TABLE OF CONTENTS

PRINT April 2003

MILESTONES

1989: New German Photography

EARLY IN 1989, I was commissioned to write a catalogue essay on two young German photographers who would show at P.S. 1's Clocktower Gallery as part of “Ruhrworks: The Arts of a German Region,” a New York “festival” of arts from the Ruhr Valley in northern Germany. I didn't know either artist: Both men boasted respectable exhibition histories in Europe but were yet to establish an American presence. Andreas Gursky would have his first New York exhibition later that year; Thomas Struth's track record included a one-person show at P.S.1 in 1978 and several group shows over the next decade. So I traveled to Düsseldorf to visit their studios.

I looked forward to seeing the work of these up-and-coming photographers in part because they had studied with Bernd and Hilla Becher at Düsseldorf's Kunstakademie.
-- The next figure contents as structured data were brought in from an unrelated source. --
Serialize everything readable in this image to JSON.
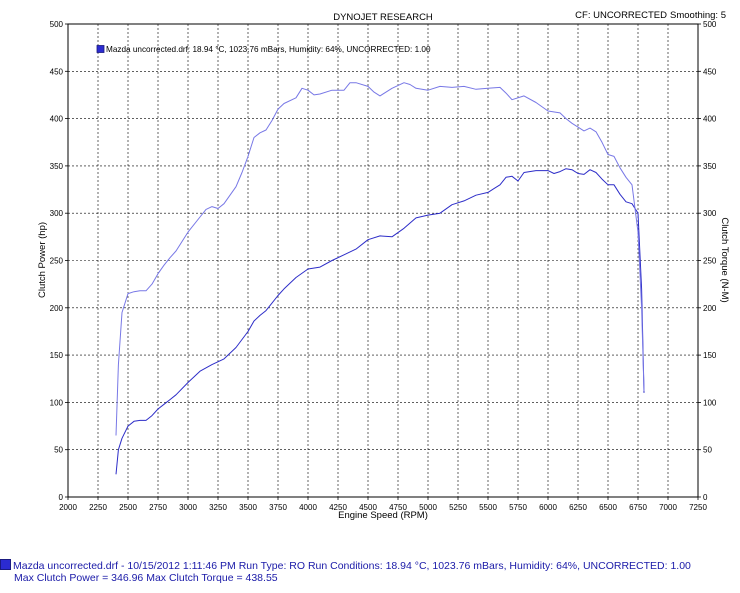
{
  "header": {
    "title": "DYNOJET RESEARCH",
    "cf_label": "CF: UNCORRECTED",
    "smoothing_label": "Smoothing: 5"
  },
  "legend": {
    "text": "Mazda uncorrected.drf: 18.94 °C, 1023.76 mBars, Humidity: 64%, UNCORRECTED: 1.00"
  },
  "footer": {
    "line1": "Mazda uncorrected.drf - 10/15/2012 1:11:46 PM  Run Type: RO  Run Conditions: 18.94 °C, 1023.76 mBars,  Humidity:  64%, UNCORRECTED: 1.00",
    "line2": "Max Clutch Power = 346.96  Max Clutch Torque = 438.55"
  },
  "colors": {
    "power": "#2d2dc8",
    "torque": "#7878e6",
    "grid": "#000000"
  },
  "chart_data": {
    "type": "line",
    "title": "DYNOJET RESEARCH",
    "xlabel": "Engine Speed (RPM)",
    "ylabel_left": "Clutch Power (hp)",
    "ylabel_right": "Clutch Torque (N-M)",
    "xlim": [
      2000,
      7250
    ],
    "ylim": [
      0,
      500
    ],
    "xticks": [
      2000,
      2250,
      2500,
      2750,
      3000,
      3250,
      3500,
      3750,
      4000,
      4250,
      4500,
      4750,
      5000,
      5250,
      5500,
      5750,
      6000,
      6250,
      6500,
      6750,
      7000,
      7250
    ],
    "yticks": [
      0,
      50,
      100,
      150,
      200,
      250,
      300,
      350,
      400,
      450,
      500
    ],
    "grid": true,
    "legend_position": "top-left",
    "series": [
      {
        "name": "Clutch Power",
        "axis": "left",
        "x": [
          2400,
          2420,
          2450,
          2500,
          2550,
          2600,
          2650,
          2700,
          2750,
          2800,
          2850,
          2900,
          3000,
          3100,
          3200,
          3300,
          3400,
          3500,
          3550,
          3600,
          3650,
          3700,
          3750,
          3800,
          3900,
          4000,
          4100,
          4200,
          4300,
          4400,
          4500,
          4600,
          4700,
          4800,
          4900,
          5000,
          5100,
          5200,
          5300,
          5400,
          5500,
          5550,
          5600,
          5650,
          5700,
          5750,
          5800,
          5900,
          6000,
          6050,
          6100,
          6150,
          6200,
          6250,
          6300,
          6350,
          6400,
          6450,
          6500,
          6550,
          6600,
          6650,
          6700,
          6750,
          6780,
          6800
        ],
        "y": [
          24,
          50,
          62,
          75,
          80,
          81,
          81,
          86,
          93,
          98,
          103,
          108,
          121,
          133,
          140,
          146,
          158,
          175,
          186,
          192,
          197,
          205,
          213,
          220,
          232,
          241,
          243,
          250,
          256,
          262,
          272,
          276,
          275,
          284,
          295,
          298,
          300,
          309,
          313,
          319,
          322,
          326,
          330,
          338,
          339,
          334,
          343,
          345,
          345,
          342,
          344,
          347,
          346,
          342,
          341,
          346,
          343,
          336,
          330,
          330,
          320,
          312,
          310,
          300,
          220,
          110
        ]
      },
      {
        "name": "Clutch Torque",
        "axis": "right",
        "x": [
          2400,
          2420,
          2450,
          2500,
          2550,
          2600,
          2650,
          2700,
          2750,
          2800,
          2850,
          2900,
          3000,
          3100,
          3150,
          3200,
          3250,
          3300,
          3400,
          3450,
          3500,
          3550,
          3600,
          3650,
          3700,
          3750,
          3800,
          3900,
          3950,
          4000,
          4050,
          4100,
          4200,
          4300,
          4350,
          4400,
          4500,
          4550,
          4600,
          4700,
          4800,
          4850,
          4900,
          5000,
          5100,
          5200,
          5300,
          5400,
          5500,
          5600,
          5650,
          5700,
          5800,
          5900,
          6000,
          6100,
          6150,
          6200,
          6300,
          6350,
          6400,
          6450,
          6500,
          6550,
          6600,
          6650,
          6700,
          6750,
          6780,
          6800
        ],
        "y": [
          65,
          140,
          195,
          215,
          217,
          218,
          218,
          225,
          236,
          245,
          253,
          260,
          280,
          296,
          304,
          307,
          305,
          310,
          328,
          343,
          360,
          380,
          385,
          388,
          398,
          410,
          416,
          422,
          432,
          430,
          425,
          426,
          430,
          430,
          438,
          438,
          434,
          428,
          424,
          432,
          438,
          436,
          432,
          430,
          434,
          433,
          434,
          431,
          432,
          433,
          427,
          420,
          424,
          417,
          408,
          406,
          400,
          395,
          387,
          390,
          386,
          375,
          362,
          360,
          348,
          338,
          330,
          280,
          200,
          112
        ]
      }
    ]
  }
}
Well known for creating typological images of industrial structures, the Bechers were respected—almost revered—for the sort of rigorously anti-picturesque photographs that had long been associated with Minimalism and Conceptualism, but the work of their progeny was less known. What, I wondered, would the images of students anointed by the Bechers look like?

The answer was initially disconcerting. The pictures I saw were new to me and yet weirdly familiar. Struth brought out a series of unpopulated, exquisitely detailed urban streetscapes and industrial views, which were printed in black and white at approximately twenty-by-twenty-four inches. One showed the ivy-colored air shaft of a coal mine that looked like an incipient industrial ruin; another displayed a chaotic pastiche of ersatz architectural structures and commercial signs in a spanking-new mall. Gursky was working with color prints of about the same size and looked at the uneasy relationship between generic modern architecture and the German landscape. Most of his images contained people—a lone man dwarfed by a towering bridge, a scattering of students in a coldly minimal university plaza—although one rural scene was simply an expanse of brown grass dotted with chickens.
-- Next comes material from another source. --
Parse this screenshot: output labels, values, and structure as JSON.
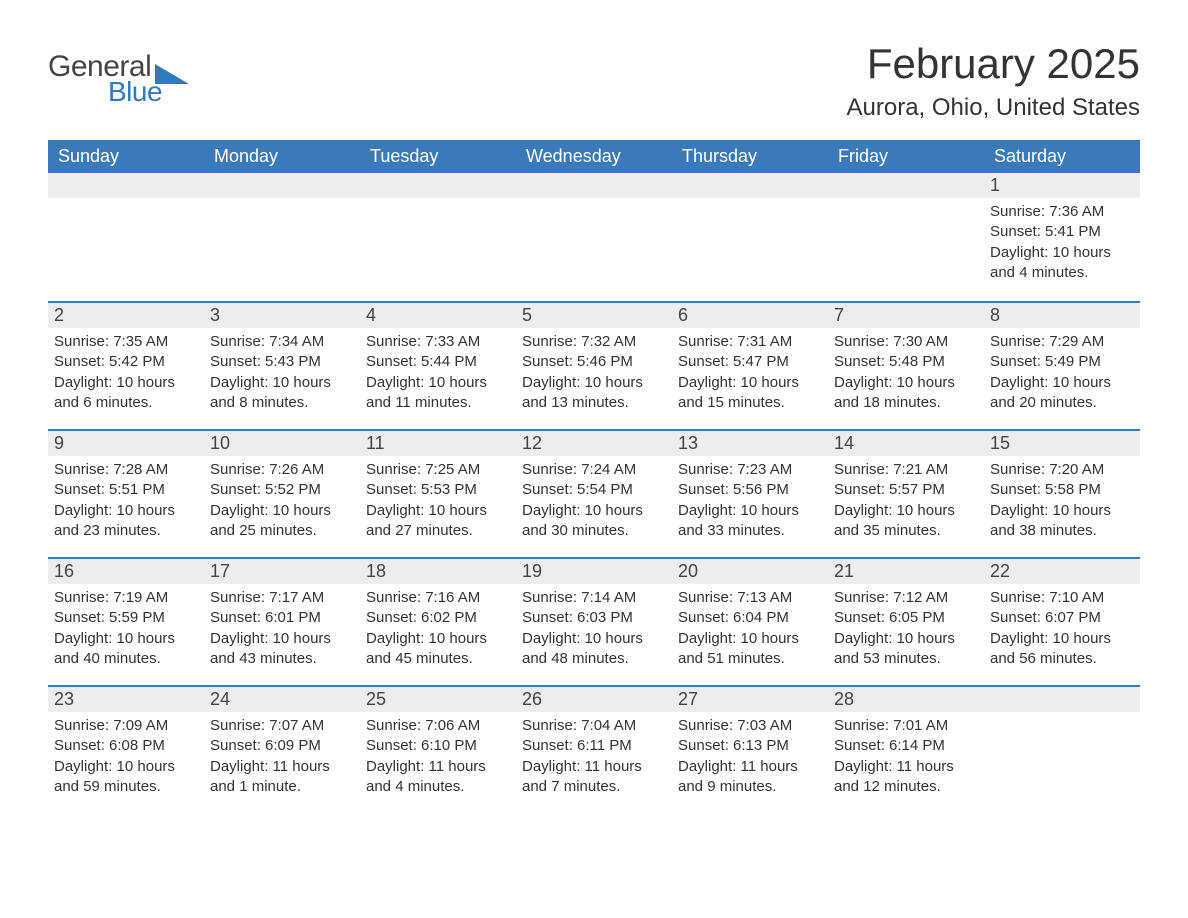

The Bechers' emphasis on photography as an objective, informational practice was a clear influence. But the subject matter and methodologies also reminded me of America photographers largely ignored by the art establishment, which had carefully segregated photography during the '60s and early '70s, valuing only images made in the service of stringently Conceptualist ends. People such as Stephen Shore, Lewis Baltz, and Robert Adams had gained notice during a short-lived photo boom in the mid- to late '70s, but this was largely confined to the photography world that revolved around the New York galleries Light, Castelli Graphics, and Witkin, and the Museum of Modern Art's photography department. The end of that boom coincided with a new challenge to the subjective, expressive possibilities of photography implicit in the strategies of irony, appropriation, and pastiche introduced by the “Pictures” artists. Once again, there was a world of difference between artists who “used” photography (to critique representation) and mere photographers (the ones who made representations).
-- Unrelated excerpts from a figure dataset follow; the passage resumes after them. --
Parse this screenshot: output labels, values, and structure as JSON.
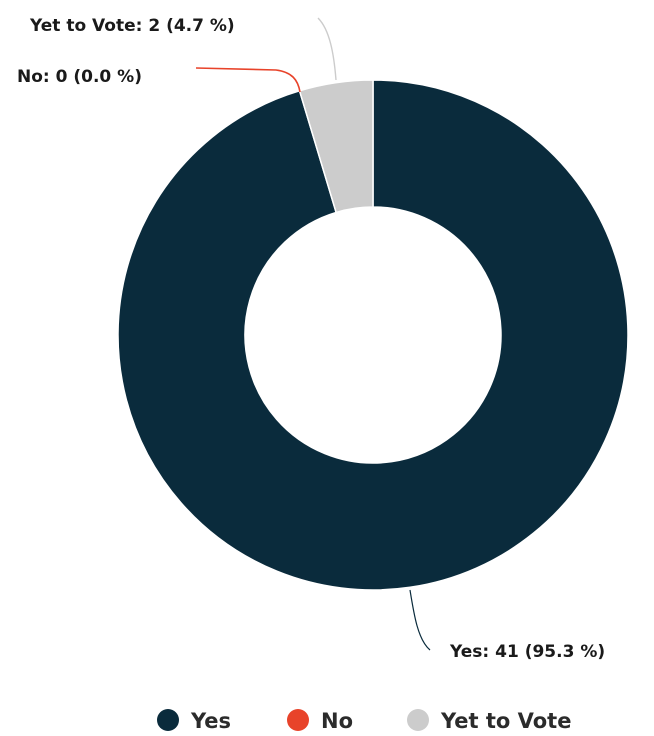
{
  "chart_data": {
    "type": "pie",
    "donut": true,
    "title": "",
    "legend_position": "bottom",
    "slices": [
      {
        "name": "Yes",
        "value": 41,
        "percent": 95.3,
        "color": "#0a2b3c",
        "label": "Yes: 41 (95.3 %)"
      },
      {
        "name": "No",
        "value": 0,
        "percent": 0.0,
        "color": "#e8432a",
        "label": "No: 0 (0.0 %)"
      },
      {
        "name": "Yet to Vote",
        "value": 2,
        "percent": 4.7,
        "color": "#cccccc",
        "label": "Yet to Vote: 2 (4.7 %)"
      }
    ]
  }
}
”In the work of Gursky and Struth, however, the gap seemed to narrow. The images were certainly informed by the Bechers' typological training, but Gursky and Struth were photographing scenes. They seemed to draw not only on Becherian neutrality but also on American topographic photography—which stands to reason, since the Bechers exposed their students to the work of photographers like Shore, Baltz, and Adams. Indeed, the Bechers exhibited with the Americans in a landmark 1975 exhibition at the International Museum of Photography at the George Eastman House in Rochester, New York, titled “New Topographics: Photographs of a Man-Altered Landscape.”

These links were effaced, though, when Gursky and Struth showed in New York in 1989, and the omission was perpetuated throughout the ‘90s. Critics invariably limited the two men's sources to the work and pedagogical philosophy of the Bechers, applauding the “non-expressive” use of the medium and documentary “realism.” Such writers ignored the fact that those were also hallmarks of '70s American photography. Only recently has this artistic history been restored, in catalogue essays for the two photographers’ traveling American retrospectives.

Of course, both artists have reached well beyond their early influences. Their large-scale photographs engage both the viewer's eyes and body, demanding that one consciously locate a position in relation to the image rather than just take it in at a glance, giving photography the kind of stopping power previously reserved for painting. That turn is often recapitulated in the photos' subjects. Approaching Struth's museum pictures, for example, viewers jockey for the perfect perspective from which to contemplate the welter of tourists who search for ideal viewpoints of the monuments of Western art. For Gursky, the spectacle of capitalism—its sites of shopping, money trading, and sporting rituals—provides the panoramas before which we seek our subjective niches. This is the pair's greatest achievement, and one I glimpsed on that visit to Germany: to reveal the modern world's often confounding patterns, structures, and spaces, and to use the photograph to question our relationship to them.

Carol Squiers is a curator at the International Center of Photography, New York.